Customers of Mainland China could not get access to websites like Facebook and Twitter due to central censorship for a long time and Kindle has changed this situation for them. With its own Internet browsing function through Wi-Fi net, this e-reader automatically leaps the “Great Firewall” of the country.
China tops the world’s Internet community with a total web user number of 420 million. Amazon said it is not likely to ship or sell the Kindle to Mainland China earlier this year.
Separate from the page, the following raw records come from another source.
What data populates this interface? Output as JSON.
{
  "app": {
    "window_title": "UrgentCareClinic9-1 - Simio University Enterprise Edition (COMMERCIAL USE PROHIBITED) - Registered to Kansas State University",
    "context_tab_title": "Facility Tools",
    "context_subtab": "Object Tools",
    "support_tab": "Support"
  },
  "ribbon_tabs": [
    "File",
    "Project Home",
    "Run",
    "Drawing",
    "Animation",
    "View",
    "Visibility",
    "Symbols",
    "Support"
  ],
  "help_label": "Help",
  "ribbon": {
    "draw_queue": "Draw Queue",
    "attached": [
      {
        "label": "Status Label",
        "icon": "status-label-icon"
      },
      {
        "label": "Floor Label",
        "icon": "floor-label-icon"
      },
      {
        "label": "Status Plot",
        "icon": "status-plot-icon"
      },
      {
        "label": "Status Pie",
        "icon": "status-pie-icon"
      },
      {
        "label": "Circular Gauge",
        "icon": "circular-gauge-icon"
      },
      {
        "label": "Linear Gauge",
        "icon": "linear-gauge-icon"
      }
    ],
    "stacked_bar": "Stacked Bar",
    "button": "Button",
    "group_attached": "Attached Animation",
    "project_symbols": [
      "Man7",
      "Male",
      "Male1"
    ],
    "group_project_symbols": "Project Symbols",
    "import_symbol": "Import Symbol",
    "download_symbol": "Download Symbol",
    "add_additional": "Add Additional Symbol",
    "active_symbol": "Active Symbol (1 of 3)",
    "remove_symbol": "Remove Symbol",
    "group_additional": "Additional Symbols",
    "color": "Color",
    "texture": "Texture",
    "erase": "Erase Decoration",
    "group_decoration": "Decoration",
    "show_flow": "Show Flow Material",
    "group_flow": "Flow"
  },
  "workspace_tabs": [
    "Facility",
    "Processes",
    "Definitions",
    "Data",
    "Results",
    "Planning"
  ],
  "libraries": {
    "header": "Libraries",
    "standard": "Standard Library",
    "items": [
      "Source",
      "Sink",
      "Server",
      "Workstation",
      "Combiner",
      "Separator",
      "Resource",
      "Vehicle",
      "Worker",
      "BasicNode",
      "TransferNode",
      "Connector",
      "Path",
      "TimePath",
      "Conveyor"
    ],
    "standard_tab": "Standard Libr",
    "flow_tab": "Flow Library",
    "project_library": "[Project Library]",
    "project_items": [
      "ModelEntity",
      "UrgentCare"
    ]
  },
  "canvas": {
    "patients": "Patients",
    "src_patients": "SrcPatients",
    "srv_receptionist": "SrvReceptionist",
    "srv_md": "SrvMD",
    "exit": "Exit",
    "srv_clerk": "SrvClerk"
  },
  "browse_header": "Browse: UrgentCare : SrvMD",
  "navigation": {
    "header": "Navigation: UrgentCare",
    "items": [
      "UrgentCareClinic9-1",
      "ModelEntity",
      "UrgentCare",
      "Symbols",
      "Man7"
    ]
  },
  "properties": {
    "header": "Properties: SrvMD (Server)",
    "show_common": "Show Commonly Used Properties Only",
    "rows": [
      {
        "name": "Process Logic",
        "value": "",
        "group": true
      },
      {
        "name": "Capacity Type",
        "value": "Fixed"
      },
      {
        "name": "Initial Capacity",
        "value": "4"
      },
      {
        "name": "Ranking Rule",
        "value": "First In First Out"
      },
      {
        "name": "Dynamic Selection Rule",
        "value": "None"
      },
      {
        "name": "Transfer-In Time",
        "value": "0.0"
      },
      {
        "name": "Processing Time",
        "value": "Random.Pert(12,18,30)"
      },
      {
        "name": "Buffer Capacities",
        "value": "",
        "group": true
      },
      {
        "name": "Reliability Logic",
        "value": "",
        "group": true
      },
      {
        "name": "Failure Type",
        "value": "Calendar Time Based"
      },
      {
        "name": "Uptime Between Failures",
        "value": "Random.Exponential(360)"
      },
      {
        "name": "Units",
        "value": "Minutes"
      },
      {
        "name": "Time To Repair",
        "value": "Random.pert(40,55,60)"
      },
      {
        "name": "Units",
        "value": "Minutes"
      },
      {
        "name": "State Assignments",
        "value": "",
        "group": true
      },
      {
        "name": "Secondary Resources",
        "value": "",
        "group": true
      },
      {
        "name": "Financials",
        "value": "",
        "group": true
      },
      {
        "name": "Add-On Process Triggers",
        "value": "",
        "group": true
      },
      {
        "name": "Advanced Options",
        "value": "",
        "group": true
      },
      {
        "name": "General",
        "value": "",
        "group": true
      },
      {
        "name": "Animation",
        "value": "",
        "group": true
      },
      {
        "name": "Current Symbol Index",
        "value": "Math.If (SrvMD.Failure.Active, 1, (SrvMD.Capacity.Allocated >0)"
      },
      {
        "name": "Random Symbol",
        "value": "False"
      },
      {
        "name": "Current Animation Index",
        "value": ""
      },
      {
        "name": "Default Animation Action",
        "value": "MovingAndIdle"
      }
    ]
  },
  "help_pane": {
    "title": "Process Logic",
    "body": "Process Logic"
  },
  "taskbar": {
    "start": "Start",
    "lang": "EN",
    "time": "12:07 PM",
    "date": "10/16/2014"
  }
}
Yet Chinese consumers figured out alternatives by themselves: highly developed auction sites like Taobao and EBay provide large amount of smuggled Kindles with prices ranging from RMB700 to RMB5000 (£70-500).
A seller in Beijing told the paper South China Morning Post that he has slipped a few Kindles into China after having them delivered to an address outside the mainland. He has sold 300 in the past month already. Passengers who travel from Hong Kong to Mainland China could bring the Kindles in as well.
Popular bloggers in China are recommending the device widely recently because of the fact that the Kindle could scale the wall automatically. “I still can’t believe it. I casually tried getting to Twitter, and what a surprise, I got there,” the paper quoted a mainland blogger as saying. “And then I quickly tried Facebook, and it perfectly presented itself. Am I dreaming? No, I pinched myself and it hurt.”
The 3G Kindle uses global system mobile (GSM) communication technology, which gives coverage in more than 100 countries, including China.
Professor Lawrence Yeung Kwan of the University of Hong Kong’s electrical and electronic engineering department, said that mainland Internet patrols might have overlooked the gadget: “Kindle has a book-buying focus, so the censors may think these connections are relatively safe.”
Rival warned that Amazon’s Kindle would fail in China due to copycats. As the chief executive of Shanda Literature Ltd in Beijing has expressed his concern that Amazon.com Inc’s Kindle is unlikely to grab a significant market share in China in an interview with a newspaper last month.